One of the five principles of The Local Government Act 2020 (LG Act) is transparency. This is reflected in sections 9, 57 and 58 of the Act.
Section 58 states the decision-making process must be transparent, except when dealing with information that is confidential.
So, information must be publicly available, unless it’s deemed by virtue of the act, as confidential, or its contrary to public interest, else the information must be accessible, understandable to the municipal community and made publicly facilitated by council.
The Campaspe Shire Public Transparency Policy (revised February 20, 2021) provides these reasons that would prevent information being made available.
If the information is confidential, if its contrary to public interest, and if it was inconsistent with Privacy and Data provision, Health Records and Freedom of Information acts.

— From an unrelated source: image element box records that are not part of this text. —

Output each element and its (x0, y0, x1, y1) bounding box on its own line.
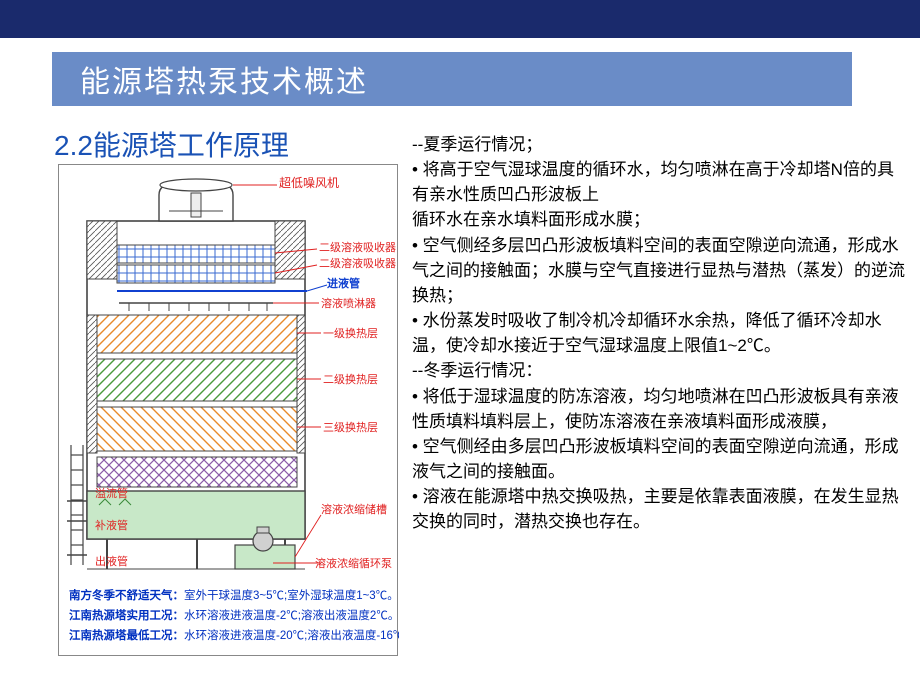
summer-p1b: 循环水在亲水填料面形成水膜； (412, 207, 906, 232)
svg-text:南方冬季不舒适天气：室外干球温度3~5℃;室外湿球温度1~3: 南方冬季不舒适天气：室外干球温度3~5℃;室外湿球温度1~3℃。 (69, 588, 399, 602)
page-title: 能源塔热泵技术概述 (80, 57, 368, 101)
title-bar: 能源塔热泵技术概述 (52, 52, 852, 106)
body-text: --夏季运行情况； • 将高于空气湿球温度的循环水，均匀喷淋在高于冷却塔N倍的具… (412, 132, 906, 535)
summer-p3: • 水份蒸发时吸收了制冷机冷却循环水余热，降低了循环冷却水温，使冷却水接近于空气… (412, 308, 906, 358)
lbl-tank: 溶液浓缩储槽 (321, 502, 387, 516)
tower-diagram: 超低噪风机 二级溶液吸收器 二级溶液吸收器 进液管 溶液喷淋器 一级换热层 二级… (58, 164, 398, 656)
lbl-abs2b: 二级溶液吸收器 (319, 256, 396, 270)
lbl-inlet: 进液管 (327, 276, 360, 290)
f3a: 江南热源塔最低工况： (69, 628, 184, 642)
winter-head: --冬季运行情况： (412, 358, 906, 383)
svg-text:江南热源塔实用工况：水环溶液进液温度-2℃;溶液出液温度2℃: 江南热源塔实用工况：水环溶液进液温度-2℃;溶液出液温度2℃。 (69, 608, 399, 622)
lbl-spray: 溶液喷淋器 (321, 296, 376, 310)
top-bar (0, 0, 920, 38)
svg-text:江南热源塔最低工况：水环溶液进液温度-20℃;溶液出液温度-: 江南热源塔最低工况：水环溶液进液温度-20℃;溶液出液温度-16℃。 (69, 628, 399, 642)
f1b: 室外干球温度3~5℃;室外湿球温度1~3℃。 (184, 588, 399, 602)
f2a: 江南热源塔实用工况： (69, 608, 184, 622)
winter-p3: • 溶液在能源塔中热交换吸热，主要是依靠表面液膜，在发生显热交换的同时，潜热交换… (412, 484, 906, 534)
lbl-overflow: 溢流管 (95, 486, 128, 500)
summer-p1: • 将高于空气湿球温度的循环水，均匀喷淋在高于冷却塔N倍的具有亲水性质凹凸形波板… (412, 157, 906, 207)
lbl-makeup: 补液管 (95, 518, 128, 532)
section-subtitle: 2.2能源塔工作原理 (54, 124, 289, 164)
summer-head: --夏季运行情况； (412, 132, 906, 157)
f3b: 水环溶液进液温度-20℃;溶液出液温度-16℃。 (184, 628, 399, 642)
lbl-outlet: 出液管 (95, 554, 128, 568)
lbl-hx2: 二级换热层 (323, 372, 378, 386)
lbl-fan: 超低噪风机 (279, 175, 339, 190)
lbl-abs2: 二级溶液吸收器 (319, 240, 396, 254)
summer-p2: • 空气侧经多层凹凸形波板填料空间的表面空隙逆向流通，形成水气之间的接触面；水膜… (412, 233, 906, 308)
winter-p2: • 空气侧经由多层凹凸形波板填料空间的表面空隙逆向流通，形成液气之间的接触面。 (412, 434, 906, 484)
lbl-hx1: 一级换热层 (323, 326, 378, 340)
f1a: 南方冬季不舒适天气： (69, 588, 184, 602)
lbl-pump: 溶液浓缩循环泵 (315, 556, 392, 570)
winter-p1: • 将低于湿球温度的防冻溶液，均匀地喷淋在凹凸形波板具有亲液性质填料填料层上，使… (412, 384, 906, 434)
lbl-hx3: 三级换热层 (323, 420, 378, 434)
f2b: 水环溶液进液温度-2℃;溶液出液温度2℃。 (184, 608, 399, 622)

The public interest test basically states if released the information would harm the community or would exceed the public benefit if released — the possible harm to one or more individuals of the public or damage the community, or involves loss of public funds, or prevents council from functioning, or considerations relating to public interest set out in the Freedom of Information Act 1982 (Vic).
The LG Act protects confidentiality through a secrecy provision — section 125 of the LG Act 2020: 125 Confidential information (1) Unless subsection (2) or (3) applies, a person who is, or has been, a Councillor, a member of a delegated committee or a member of Council staff, must not intentionally or recklessly disclose information that the person knows, or should reasonably know, is confidential information. Penalty: 120 penalty units. (2) Subsection (1) does not apply if the information that is disclosed is information that the Council has determined should be publicly available. (3) … “Confidential information” is defined in section 3 of the LG Act. It contains 12 subsections that describe different types of information that are confidential under the LG Act (unless overridden by sections 125(2) or (3)).
Keeping this in mind and after checking the 12 subsections of Section 125 of the act, that would prevent council’s transparency to the public, on the issue of “The CEO Performance Plan” — as reported in the Riverine Herald Friday April 29, 2022?
Can the mayor confirm what part of The Act prevents transparency to the public on the matter of the CEO’s performance?
Are we to understand council believes somehow, after considering sections 9, 57 and 58, are we to accept that maybe the performance is so good, there’s nothing to see here, or it’s so bad we could not handle the truth, or its contrary to public interest, or would harm the community or would exceed the public benefit if released or it’s just none of our business?
The newspaper already states the CEO salary of $315,000, as well as the CV history provided at the time of engagement, so privacy is already covered, is it for health reasons, is there a commercial reason, if there is, what is it?
According to the Riverine Herald, the mayor said: “the minutes from the confidential meeting, as was the case with closed meetings, would not be made available to the public”.
Considering the items covered above from the LGA 2020 Act — We accept that it’s council who determines what is or is not confidential, so the question is.
What reason within the sections and subsections of the Act, make the minutes of the “Special Meeting for CEO Review” confidential?